UK - What a difference a year makes: Pictures reveal how many trees STILL have no leaves after harsh winter
The Daily Mail
Tue, 13 Apr 2010 13:14 UTC
In Chestnut Avenue near Hampton Court Palace, the woodland seems to be trapped in a time warp.
Last April, the horse chestnuts burst to life with budding new leaves covering the branches and were one of the most dramatic, natural outdoor sights of spring in the capital.
Around the country, thousands of trees are still completely bare of leaves after the coldest winter in 31 years.
Species such as the birch, rowan, hazel, hawthorn and blackthorn would normally be in glorious full bloom by now.
While many are completely bare, others have only just started to sprout foliage in recent days thanks to spring finally arriving after Easter.
But many street trees are not expected to leaf at all.
Experts say that tens of thousands are likely to have been killed by the salt used to de-ice roads during the big freeze this winter.
The true scale of tree casualties will only become clear as they fail to leaf in coming weeks.
The Tree Council's rural programmes director Jon Stokes said: 'Trees need warm temperatures to come back to life in spring.
'When temperatures pick up, the buds on branches swell and burst and leaves start to appear.
'The harsh winter has seen too many frosts and it has not been warm enough until now to get the whole leafing process going.
'Many trees are three to four weeks late leafing. Hawthorn and blackthorn are still without leaves.
'Over the last ten days, spring has suddenly arrived and it is all happening now or will do soon with a bang for birch, rowan, hazel and horse chestnut.
'But that is up to a month later than we would have expected.'
But while the spring weather has finally arrived, temperatures are back to normal after the balmy weather at the weekend.
Temperatures this week are likely to remain between 10C and 16C across the country with periods of showers and drizzle.
Britain has around four billion trees with the vast majority in rural areas. But street trees can make a difference to a street.
Mr Stokes added: 'Salt and trees don't mix. It gets around the roots and stops trees drawing in enough water from the soil.
'Over the next few weeks, we will see that real damage has been done to our urban tree population.
'It is likely that tens of thousands of street trees will have suffered because of salt and could die.'
The particularly harsh winter has also delayed the blooming of many woodland flowers.

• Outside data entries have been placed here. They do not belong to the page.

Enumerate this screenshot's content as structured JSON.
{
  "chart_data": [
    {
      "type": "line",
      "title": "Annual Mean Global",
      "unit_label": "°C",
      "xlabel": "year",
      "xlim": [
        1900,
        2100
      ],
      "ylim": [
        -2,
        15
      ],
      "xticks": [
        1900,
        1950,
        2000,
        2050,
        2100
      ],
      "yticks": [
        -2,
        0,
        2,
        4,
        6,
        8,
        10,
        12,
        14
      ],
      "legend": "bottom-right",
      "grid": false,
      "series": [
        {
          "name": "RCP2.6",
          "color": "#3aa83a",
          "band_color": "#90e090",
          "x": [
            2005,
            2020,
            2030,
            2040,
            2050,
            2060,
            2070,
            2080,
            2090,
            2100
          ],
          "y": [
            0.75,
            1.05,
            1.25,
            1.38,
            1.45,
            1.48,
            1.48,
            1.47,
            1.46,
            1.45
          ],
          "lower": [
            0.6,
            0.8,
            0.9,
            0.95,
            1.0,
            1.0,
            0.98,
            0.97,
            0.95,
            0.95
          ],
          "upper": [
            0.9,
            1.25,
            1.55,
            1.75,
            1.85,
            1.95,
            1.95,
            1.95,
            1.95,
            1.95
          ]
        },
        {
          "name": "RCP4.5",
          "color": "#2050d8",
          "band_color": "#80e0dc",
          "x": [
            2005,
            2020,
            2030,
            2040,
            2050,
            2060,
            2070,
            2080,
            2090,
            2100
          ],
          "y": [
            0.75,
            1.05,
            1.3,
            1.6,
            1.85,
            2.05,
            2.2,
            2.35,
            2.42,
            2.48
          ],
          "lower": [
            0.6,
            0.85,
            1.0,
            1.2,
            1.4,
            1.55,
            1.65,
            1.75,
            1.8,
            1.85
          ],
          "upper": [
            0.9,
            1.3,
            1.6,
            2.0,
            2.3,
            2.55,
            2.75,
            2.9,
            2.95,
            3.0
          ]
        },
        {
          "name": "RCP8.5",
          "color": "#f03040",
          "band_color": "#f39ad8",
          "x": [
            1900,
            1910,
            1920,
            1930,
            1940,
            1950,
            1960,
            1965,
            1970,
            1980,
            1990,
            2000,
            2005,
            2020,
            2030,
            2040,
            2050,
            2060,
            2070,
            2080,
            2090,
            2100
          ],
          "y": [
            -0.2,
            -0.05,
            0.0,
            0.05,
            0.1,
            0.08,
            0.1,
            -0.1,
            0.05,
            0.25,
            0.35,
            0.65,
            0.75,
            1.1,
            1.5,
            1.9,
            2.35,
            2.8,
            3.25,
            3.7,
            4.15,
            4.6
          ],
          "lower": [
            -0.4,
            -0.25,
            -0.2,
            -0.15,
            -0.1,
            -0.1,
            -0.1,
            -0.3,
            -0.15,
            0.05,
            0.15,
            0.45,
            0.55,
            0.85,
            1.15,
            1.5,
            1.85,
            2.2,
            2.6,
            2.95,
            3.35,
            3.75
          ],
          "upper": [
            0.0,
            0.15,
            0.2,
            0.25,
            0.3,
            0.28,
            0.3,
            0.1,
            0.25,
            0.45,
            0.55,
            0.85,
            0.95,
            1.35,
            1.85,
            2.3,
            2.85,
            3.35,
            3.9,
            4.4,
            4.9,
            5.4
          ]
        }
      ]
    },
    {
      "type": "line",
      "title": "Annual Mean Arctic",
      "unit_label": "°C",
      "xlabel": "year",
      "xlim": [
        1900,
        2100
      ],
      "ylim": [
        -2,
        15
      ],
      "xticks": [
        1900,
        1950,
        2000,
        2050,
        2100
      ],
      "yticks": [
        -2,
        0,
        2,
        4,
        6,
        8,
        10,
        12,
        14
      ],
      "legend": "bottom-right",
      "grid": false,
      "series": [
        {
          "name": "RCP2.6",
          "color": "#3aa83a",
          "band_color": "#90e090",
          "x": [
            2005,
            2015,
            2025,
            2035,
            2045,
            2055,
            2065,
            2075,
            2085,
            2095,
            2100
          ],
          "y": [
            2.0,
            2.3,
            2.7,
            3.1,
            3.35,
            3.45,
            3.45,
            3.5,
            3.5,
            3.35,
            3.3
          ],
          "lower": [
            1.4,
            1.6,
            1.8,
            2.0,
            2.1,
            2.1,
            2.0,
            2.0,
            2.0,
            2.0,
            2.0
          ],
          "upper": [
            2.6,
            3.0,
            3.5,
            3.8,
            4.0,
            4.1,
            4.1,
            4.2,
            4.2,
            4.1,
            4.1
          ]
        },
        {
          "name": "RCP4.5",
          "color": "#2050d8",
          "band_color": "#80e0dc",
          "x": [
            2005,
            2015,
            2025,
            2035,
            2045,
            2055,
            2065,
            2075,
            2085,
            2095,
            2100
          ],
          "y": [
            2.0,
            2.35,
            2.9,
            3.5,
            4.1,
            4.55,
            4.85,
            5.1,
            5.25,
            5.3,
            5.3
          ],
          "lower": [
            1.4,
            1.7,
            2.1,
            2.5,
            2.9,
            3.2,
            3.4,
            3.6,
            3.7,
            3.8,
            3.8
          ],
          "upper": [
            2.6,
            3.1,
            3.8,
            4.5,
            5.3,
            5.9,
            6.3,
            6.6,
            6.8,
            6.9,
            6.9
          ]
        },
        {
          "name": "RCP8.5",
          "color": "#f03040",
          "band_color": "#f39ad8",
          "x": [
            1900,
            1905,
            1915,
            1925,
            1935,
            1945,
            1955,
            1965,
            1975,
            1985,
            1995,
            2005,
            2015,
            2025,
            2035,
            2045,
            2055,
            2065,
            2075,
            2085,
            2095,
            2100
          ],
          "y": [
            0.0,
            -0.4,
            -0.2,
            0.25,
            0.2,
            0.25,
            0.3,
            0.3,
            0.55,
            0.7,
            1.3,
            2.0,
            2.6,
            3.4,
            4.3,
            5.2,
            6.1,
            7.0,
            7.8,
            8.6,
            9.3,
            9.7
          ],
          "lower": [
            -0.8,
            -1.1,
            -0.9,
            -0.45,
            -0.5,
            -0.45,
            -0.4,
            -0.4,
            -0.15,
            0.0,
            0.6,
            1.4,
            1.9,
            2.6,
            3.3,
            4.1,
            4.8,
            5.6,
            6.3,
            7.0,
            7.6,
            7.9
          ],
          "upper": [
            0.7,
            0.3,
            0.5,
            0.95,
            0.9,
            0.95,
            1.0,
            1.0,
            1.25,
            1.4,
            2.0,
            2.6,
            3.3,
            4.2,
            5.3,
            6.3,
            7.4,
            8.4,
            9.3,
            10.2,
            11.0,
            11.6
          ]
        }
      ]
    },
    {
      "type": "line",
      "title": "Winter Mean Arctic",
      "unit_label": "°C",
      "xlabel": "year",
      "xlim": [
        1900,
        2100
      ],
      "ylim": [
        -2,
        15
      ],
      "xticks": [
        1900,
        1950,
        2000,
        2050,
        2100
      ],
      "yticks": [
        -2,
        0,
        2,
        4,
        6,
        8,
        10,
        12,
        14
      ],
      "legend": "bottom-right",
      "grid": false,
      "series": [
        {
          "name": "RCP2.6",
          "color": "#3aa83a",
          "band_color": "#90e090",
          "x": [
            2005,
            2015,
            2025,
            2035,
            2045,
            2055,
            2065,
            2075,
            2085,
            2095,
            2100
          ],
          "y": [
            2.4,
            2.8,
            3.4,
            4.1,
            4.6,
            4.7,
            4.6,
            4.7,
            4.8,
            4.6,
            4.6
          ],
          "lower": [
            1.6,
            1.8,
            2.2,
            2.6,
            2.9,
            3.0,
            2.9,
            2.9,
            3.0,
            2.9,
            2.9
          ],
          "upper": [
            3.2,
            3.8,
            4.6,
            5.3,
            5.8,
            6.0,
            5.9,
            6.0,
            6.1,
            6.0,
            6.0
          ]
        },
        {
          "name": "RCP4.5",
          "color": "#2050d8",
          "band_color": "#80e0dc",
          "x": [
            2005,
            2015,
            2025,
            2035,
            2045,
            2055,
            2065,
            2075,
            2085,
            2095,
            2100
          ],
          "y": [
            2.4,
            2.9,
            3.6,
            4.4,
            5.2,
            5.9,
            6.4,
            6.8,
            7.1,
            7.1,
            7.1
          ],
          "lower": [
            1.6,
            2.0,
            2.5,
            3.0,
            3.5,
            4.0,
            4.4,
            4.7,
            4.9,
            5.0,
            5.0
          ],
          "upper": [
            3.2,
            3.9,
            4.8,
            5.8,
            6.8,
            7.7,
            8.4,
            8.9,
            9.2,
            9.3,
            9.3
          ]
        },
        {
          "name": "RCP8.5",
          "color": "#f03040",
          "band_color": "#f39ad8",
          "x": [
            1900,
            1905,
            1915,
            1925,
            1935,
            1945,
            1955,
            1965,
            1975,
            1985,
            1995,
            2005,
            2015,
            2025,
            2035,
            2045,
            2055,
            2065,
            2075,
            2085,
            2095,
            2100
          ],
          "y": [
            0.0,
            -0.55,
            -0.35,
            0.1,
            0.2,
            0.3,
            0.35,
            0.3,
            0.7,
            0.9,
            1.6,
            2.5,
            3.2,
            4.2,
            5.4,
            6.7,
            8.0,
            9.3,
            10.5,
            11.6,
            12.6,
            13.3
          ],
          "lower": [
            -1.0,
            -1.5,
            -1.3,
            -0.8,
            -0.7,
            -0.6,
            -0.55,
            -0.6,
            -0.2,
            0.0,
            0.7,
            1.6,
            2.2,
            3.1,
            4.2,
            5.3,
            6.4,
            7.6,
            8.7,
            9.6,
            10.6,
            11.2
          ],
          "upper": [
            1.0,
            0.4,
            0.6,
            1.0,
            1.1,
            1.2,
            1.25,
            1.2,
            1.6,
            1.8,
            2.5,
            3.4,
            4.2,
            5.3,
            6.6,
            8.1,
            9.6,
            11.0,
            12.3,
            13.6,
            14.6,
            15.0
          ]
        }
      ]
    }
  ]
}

According to the National Trust, bluebells, which require light and warmth coming into the forest floor to trigger growth, are normally at their height around late April or early May.
But this year they are not likely to be in full bloom until around mid May - the latest peak in flowering for the plant since 1996.
Magnolias and daffodils are also blooming late this year because of the unusually sustained cold weather up to the end of March.